1. What is the effect of unequal variances on the performance of the tests? The effect of unequal variance on the performance and properties of the proposed tests will be studied, and ways to mitigate negative effects of unequal variance investigated.
2. Develop a robust test to assess the assumption of equal variance. Ways to develop an effective test of equal variance will be investigated, and the properties and performance of the test studied.
3. Can a combined test statistic improve the power of the nonparametric tests? Ways to develop a test based on a combination of the test statistics will be considered and the properties and performance compared to those of the individual statistics.

Schedule

Statistics REU Schedule 2021

Eligibility Requirements

Minimum eligibility requirements include:

• Must be a US Citizen or Permanent Resident (Green card)
• Must have completed at least 30 College credits by the end of Spring 2021 with a minimum GPA of 3.0, preferably both math/stats and overall GPA.
• Should have completed the following courses:
  • A probability and statistics course
  • A Calculus course
  • Some programming experience, such as SAS, R, Python.
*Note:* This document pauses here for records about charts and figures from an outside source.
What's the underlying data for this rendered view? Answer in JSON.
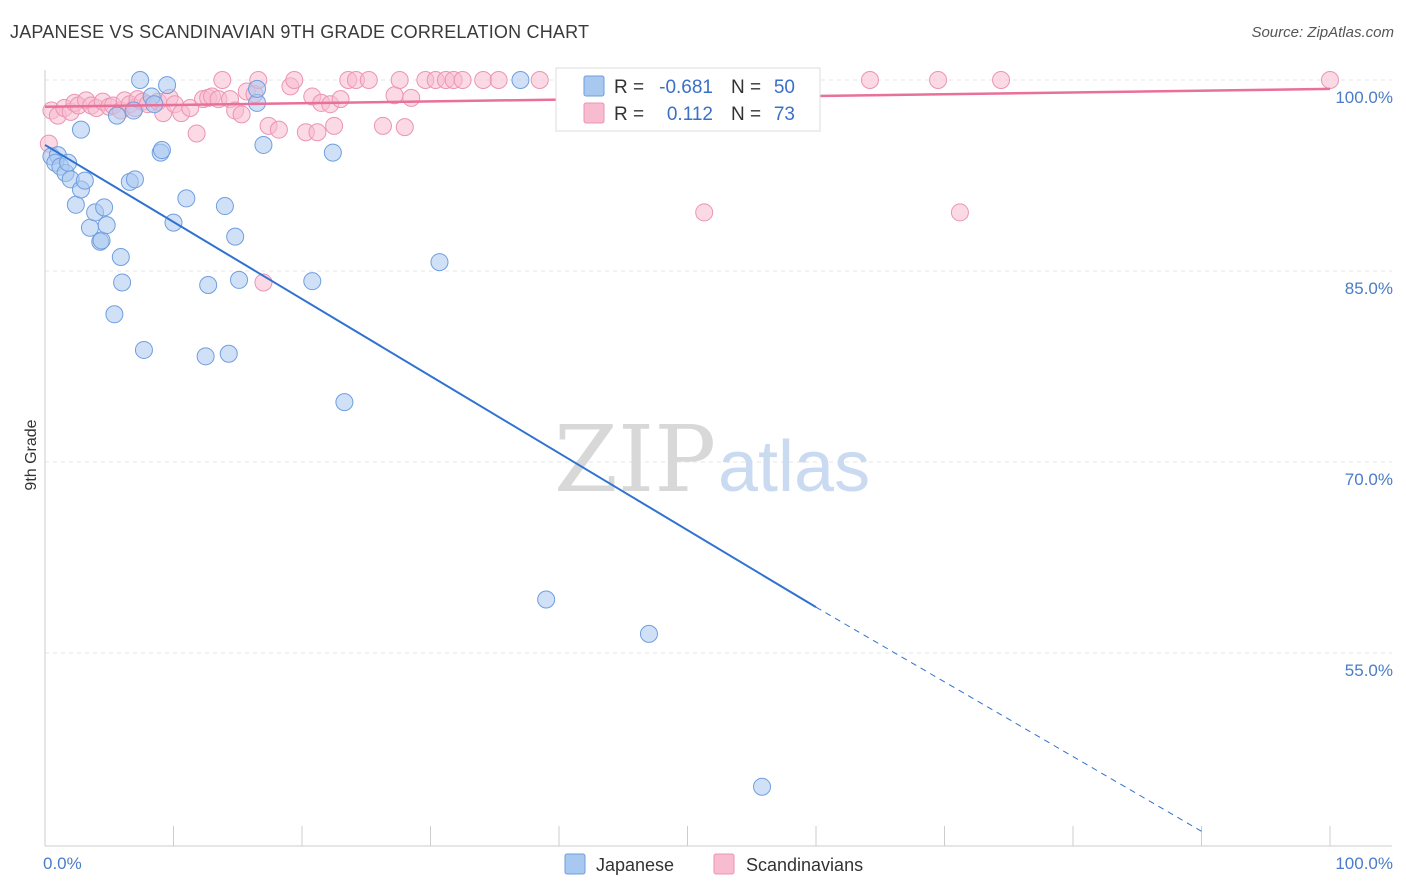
{
  "title": "JAPANESE VS SCANDINAVIAN 9TH GRADE CORRELATION CHART",
  "source": "Source: ZipAtlas.com",
  "colors": {
    "japanese_fill": "#a9c8f0",
    "japanese_stroke": "#6f9ee0",
    "japanese_line": "#2f72d0",
    "scandinavian_fill": "#f8bcd0",
    "scandinavian_stroke": "#ec94b2",
    "scandinavian_line": "#e8709a",
    "tick_text": "#4a7cc7",
    "grid": "#e6e6e6"
  },
  "stats_box": {
    "rows": [
      {
        "series": "Japanese",
        "r_label": "R =",
        "r_value": "-0.681",
        "n_label": "N =",
        "n_value": "50"
      },
      {
        "series": "Scandinavians",
        "r_label": "R =",
        "r_value": "0.112",
        "n_label": "N =",
        "n_value": "73"
      }
    ]
  },
  "watermark": {
    "part1": "ZIP",
    "part2": "atlas"
  },
  "chart_data": {
    "type": "scatter",
    "title": "JAPANESE VS SCANDINAVIAN 9TH GRADE CORRELATION CHART",
    "xlabel": "",
    "ylabel": "9th Grade",
    "xlim": [
      0,
      100
    ],
    "ylim": [
      40,
      101
    ],
    "x_tick_labels": [
      "0.0%",
      "100.0%"
    ],
    "y_ticks": [
      {
        "value": 100,
        "label": "100.0%"
      },
      {
        "value": 85,
        "label": "85.0%"
      },
      {
        "value": 70,
        "label": "70.0%"
      },
      {
        "value": 55,
        "label": "55.0%"
      }
    ],
    "grid": true,
    "legend_position": "bottom",
    "series": [
      {
        "name": "Japanese",
        "r": -0.681,
        "n": 50,
        "trend": {
          "x0": 0,
          "y0": 94.9,
          "x1": 60,
          "y1": 58.6,
          "dashed_to_x": 90,
          "dashed_to_y": 41.0
        },
        "points": [
          [
            0.5,
            94.0
          ],
          [
            1.0,
            94.1
          ],
          [
            0.8,
            93.5
          ],
          [
            1.2,
            93.2
          ],
          [
            1.6,
            92.7
          ],
          [
            1.8,
            93.5
          ],
          [
            2.0,
            92.2
          ],
          [
            2.4,
            90.2
          ],
          [
            2.8,
            91.4
          ],
          [
            3.1,
            92.1
          ],
          [
            3.5,
            88.4
          ],
          [
            3.9,
            89.6
          ],
          [
            4.3,
            87.3
          ],
          [
            4.4,
            87.4
          ],
          [
            4.6,
            90.0
          ],
          [
            4.8,
            88.6
          ],
          [
            2.8,
            96.1
          ],
          [
            5.6,
            97.2
          ],
          [
            5.9,
            86.1
          ],
          [
            6.0,
            84.1
          ],
          [
            5.4,
            81.6
          ],
          [
            6.6,
            92.0
          ],
          [
            7.0,
            92.2
          ],
          [
            6.9,
            97.6
          ],
          [
            7.4,
            100.0
          ],
          [
            7.7,
            78.8
          ],
          [
            8.3,
            98.7
          ],
          [
            8.5,
            98.1
          ],
          [
            9.0,
            94.3
          ],
          [
            9.1,
            94.5
          ],
          [
            9.5,
            99.6
          ],
          [
            10.0,
            88.8
          ],
          [
            11.0,
            90.7
          ],
          [
            12.5,
            78.3
          ],
          [
            12.7,
            83.9
          ],
          [
            14.0,
            90.1
          ],
          [
            14.3,
            78.5
          ],
          [
            14.8,
            87.7
          ],
          [
            15.1,
            84.3
          ],
          [
            16.5,
            98.2
          ],
          [
            16.5,
            99.3
          ],
          [
            17.0,
            94.9
          ],
          [
            20.8,
            84.2
          ],
          [
            22.4,
            94.3
          ],
          [
            23.3,
            74.7
          ],
          [
            30.7,
            85.7
          ],
          [
            37.0,
            100.0
          ],
          [
            39.0,
            59.2
          ],
          [
            47.0,
            56.5
          ],
          [
            55.8,
            44.5
          ]
        ]
      },
      {
        "name": "Scandinavians",
        "r": 0.112,
        "n": 73,
        "trend": {
          "x0": 0,
          "y0": 97.9,
          "x1": 100,
          "y1": 99.3
        },
        "points": [
          [
            0.3,
            95.0
          ],
          [
            0.5,
            97.6
          ],
          [
            1.0,
            97.2
          ],
          [
            1.5,
            97.8
          ],
          [
            2.0,
            97.5
          ],
          [
            2.3,
            98.2
          ],
          [
            2.6,
            98.0
          ],
          [
            3.2,
            98.4
          ],
          [
            3.6,
            98.0
          ],
          [
            4.0,
            97.8
          ],
          [
            4.5,
            98.3
          ],
          [
            5.0,
            97.9
          ],
          [
            5.3,
            98.0
          ],
          [
            5.9,
            97.6
          ],
          [
            6.2,
            98.4
          ],
          [
            6.6,
            98.1
          ],
          [
            7.0,
            97.8
          ],
          [
            7.2,
            98.5
          ],
          [
            7.6,
            98.3
          ],
          [
            8.0,
            98.1
          ],
          [
            8.8,
            98.3
          ],
          [
            9.2,
            97.4
          ],
          [
            9.7,
            98.6
          ],
          [
            10.1,
            98.1
          ],
          [
            10.6,
            97.4
          ],
          [
            11.3,
            97.8
          ],
          [
            11.8,
            95.8
          ],
          [
            12.3,
            98.5
          ],
          [
            12.7,
            98.6
          ],
          [
            13.0,
            98.7
          ],
          [
            13.5,
            98.5
          ],
          [
            13.8,
            100.0
          ],
          [
            14.4,
            98.5
          ],
          [
            14.8,
            97.6
          ],
          [
            15.3,
            97.3
          ],
          [
            15.7,
            99.1
          ],
          [
            16.3,
            98.9
          ],
          [
            16.6,
            100.0
          ],
          [
            17.0,
            84.1
          ],
          [
            17.4,
            96.4
          ],
          [
            18.2,
            96.1
          ],
          [
            19.1,
            99.5
          ],
          [
            19.4,
            100.0
          ],
          [
            20.3,
            95.9
          ],
          [
            20.8,
            98.7
          ],
          [
            21.2,
            95.9
          ],
          [
            21.5,
            98.2
          ],
          [
            22.2,
            98.1
          ],
          [
            22.5,
            96.4
          ],
          [
            23.0,
            98.5
          ],
          [
            23.6,
            100.0
          ],
          [
            24.2,
            100.0
          ],
          [
            25.2,
            100.0
          ],
          [
            26.3,
            96.4
          ],
          [
            27.2,
            98.8
          ],
          [
            27.6,
            100.0
          ],
          [
            28.0,
            96.3
          ],
          [
            28.5,
            98.6
          ],
          [
            29.6,
            100.0
          ],
          [
            30.4,
            100.0
          ],
          [
            31.2,
            100.0
          ],
          [
            31.8,
            100.0
          ],
          [
            32.5,
            100.0
          ],
          [
            34.1,
            100.0
          ],
          [
            35.3,
            100.0
          ],
          [
            38.5,
            100.0
          ],
          [
            42.3,
            100.0
          ],
          [
            51.3,
            89.6
          ],
          [
            64.2,
            100.0
          ],
          [
            69.5,
            100.0
          ],
          [
            71.2,
            89.6
          ],
          [
            74.4,
            100.0
          ],
          [
            100.0,
            100.0
          ]
        ]
      }
    ]
  }
}
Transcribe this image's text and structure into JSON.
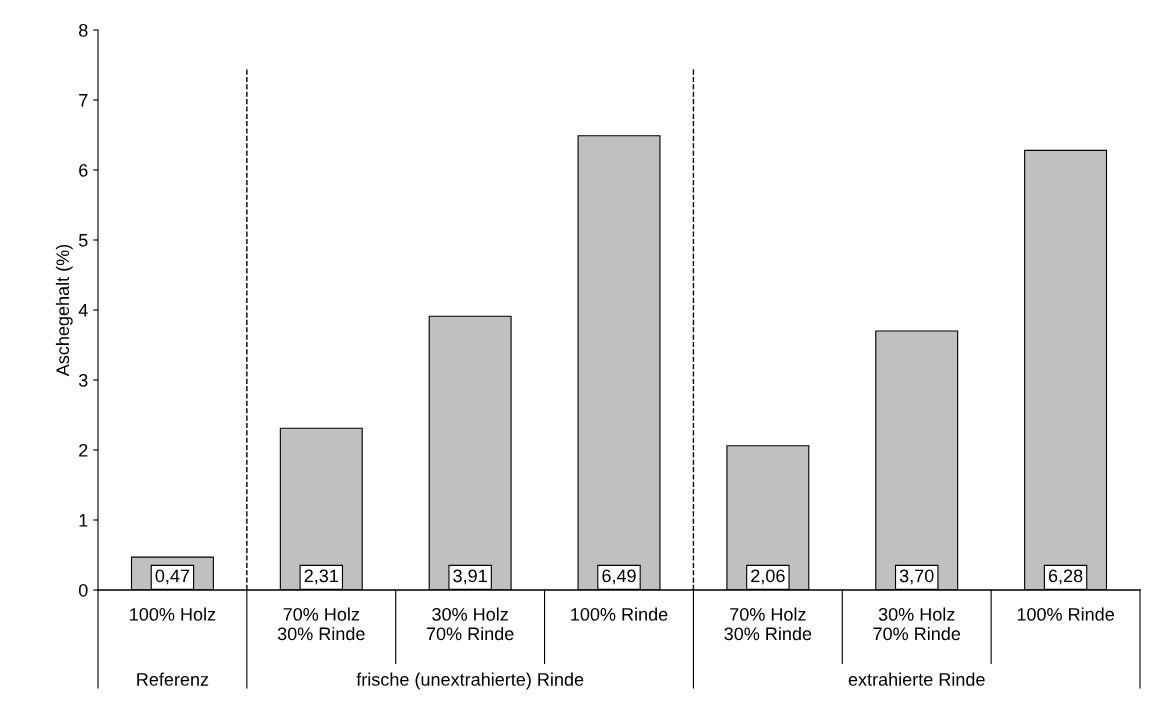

We will reinforce programming skills through our own workshops

Application

Statistics REU 2021 Application Form

For full consideration, please email this completed application as soon as possible but latest by February 28, 2021 to Dr. Sat Gupta at sngupta@uncg.edu

Funding

Selected participants will get:

1. A stipend of \$600 per week for 10 weeks, for a total stipend of \$6,000.
2. Travel support of \$1,000 per student. This would include funds for travel to regional or national meetings to present their results during the academic year following their REU participation. These monies will be available on a competitive basis, and those students with the most promising results, and without other funding, will be supported.